Exhibition News: Biala at Frieze Masters (Oct 15-19)
FAIR LOCATION
The Regent’s Park, London
NW1 4HA
FAIR DATES
VIP Preview (Invitation Only)
Wednesday, October 15, 2025 | 11am - 7pm
Thursday, October 16, 2025 | 11am – 1pm
General Admission
Thursday, October 16, 2025 | 1pm – 7pm
Friday, October 17, 2025 | 11am - 7pm
Saturday, October 18, 2025 | 11am - 7pm
Sunday, October 19, 2025 | 11am – 6pm
Janice Biala: An American in Paris
Berry Campbell Gallery at Frieze Masters
Stand S20
October 15 - 19, 2025
The Regent’s Park, London
Booth Tour with Jason Andrew, Director of the Estate of Janice Biala
Sat, Oct 18, 2025, 1pm
Berry Campbell is pleased to present Janice Biala: An American in Paris, a solo exhibition of paintings by Janice Biala (1903-2000) for the Spotlight section of Frieze Masters 2025. This presentation marks the first solo survey of Biala in London, a city she first visited in the early 1930s with her companion the English novelist Ford Madox Ford. Many of the works are on view publicly for the first time. We will feature seven important paintings from the 1950s and 1960s that are exemplary of Biala’s signature melding of styles and cultures. An American expatriate living in Paris, Biala developed a distinctive artistic language that embraced the formal innovations of the School of Paris while responding to the gestural intensity of postwar American painting. Mary Gabriel, The Ninth Street Women author, aptly described: “She existed between cultures, enriched by and enriching them all.” Likened by many critics to the work of Maurice Utrillo and Albert Marquet for her affinity for painting cityscapes and still lifes, Biala’s work is known for its quiet intimacy and structural harmony. In each work, there is an emphasis on mood, light, and atmosphere, capturing everyday scenes with lyrical simplicity.
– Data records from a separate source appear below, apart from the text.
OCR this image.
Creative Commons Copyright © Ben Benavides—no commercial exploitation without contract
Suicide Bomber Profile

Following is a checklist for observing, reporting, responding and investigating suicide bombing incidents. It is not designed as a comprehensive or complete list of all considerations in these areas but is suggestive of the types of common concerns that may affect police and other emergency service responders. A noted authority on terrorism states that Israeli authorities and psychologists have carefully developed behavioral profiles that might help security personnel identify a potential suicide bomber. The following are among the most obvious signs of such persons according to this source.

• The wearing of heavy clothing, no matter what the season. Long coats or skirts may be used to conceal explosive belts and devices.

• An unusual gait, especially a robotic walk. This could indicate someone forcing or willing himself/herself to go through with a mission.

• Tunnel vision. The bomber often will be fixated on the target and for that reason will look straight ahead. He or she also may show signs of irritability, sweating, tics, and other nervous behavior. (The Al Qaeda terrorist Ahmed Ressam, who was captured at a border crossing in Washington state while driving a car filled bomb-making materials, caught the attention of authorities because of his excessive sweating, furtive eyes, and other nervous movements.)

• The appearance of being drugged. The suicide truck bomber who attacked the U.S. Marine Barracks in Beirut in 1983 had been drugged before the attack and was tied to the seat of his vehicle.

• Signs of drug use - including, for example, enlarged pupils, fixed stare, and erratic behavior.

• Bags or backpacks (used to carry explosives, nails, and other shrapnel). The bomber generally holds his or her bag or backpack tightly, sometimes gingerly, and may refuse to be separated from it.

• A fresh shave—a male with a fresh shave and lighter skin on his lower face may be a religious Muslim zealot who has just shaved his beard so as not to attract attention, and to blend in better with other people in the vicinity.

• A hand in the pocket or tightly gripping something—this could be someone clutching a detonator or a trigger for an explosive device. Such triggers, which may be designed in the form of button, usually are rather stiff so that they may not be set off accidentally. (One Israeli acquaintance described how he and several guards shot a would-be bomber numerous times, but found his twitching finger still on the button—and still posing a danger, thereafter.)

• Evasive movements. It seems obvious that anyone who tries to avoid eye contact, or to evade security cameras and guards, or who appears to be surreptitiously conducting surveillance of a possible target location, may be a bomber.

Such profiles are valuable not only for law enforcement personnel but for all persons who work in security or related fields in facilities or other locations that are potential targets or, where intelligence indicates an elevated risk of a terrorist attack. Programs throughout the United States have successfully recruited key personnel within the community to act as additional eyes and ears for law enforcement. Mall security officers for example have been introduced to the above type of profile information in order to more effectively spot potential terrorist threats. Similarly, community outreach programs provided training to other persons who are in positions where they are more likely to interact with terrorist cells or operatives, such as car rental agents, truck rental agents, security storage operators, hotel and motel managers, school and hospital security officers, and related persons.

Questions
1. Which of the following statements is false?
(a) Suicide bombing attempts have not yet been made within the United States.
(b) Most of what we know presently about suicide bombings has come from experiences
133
Three Figures (Trois personnage), 1952-53, oil on canvas, 37 ¾ x 57 ¾ in (95.09 × 146.7 cm)
Among the presentation is Three Figures (Trois personnages) (1952-53), a large dynamic work that contemporizes the genre of history painting. In it, Biala depicts the ballet historian Parmenia Migel Ekstrom, her Paris art dealer Jean-François Jaeger, and his wife in a blend of cubist structure and organic gesture. Untitled (Poitiers) (c. 1957) subtly engages with Impressionism, capturing the charm of a favorite French village on the river Clain. Nature morte au cremier Louis XVI (1952) presents a refined still life featuring a porcelain creamer collected during Biala’s relationship with Ford Madox Ford.
Biala’s work has garnered renewed institutional interest. Her work was recently featured in Action, Gesture, Paint (2023) at the Whitechapel Gallery, London, and Americans in Paris at the Grey Art Museum, NYU (2024). These exhibitions have affirmed Biala’s place within the broader narrative of postwar American abstraction, particularly in relation to women artists who operated between geographic and aesthetic boundaries. Biala’s work can be found in the collections of the Musée National d’Arts Moderne, Centre Pompidou, Paris; Smithsonian American Art Museum, Washington, D.C.; and the Whitney Museum of American Art, New York, among others.
This special exhibition is an extension of Berry Campbell’s gallery program, dedicated to the continued advancement of significant women artists.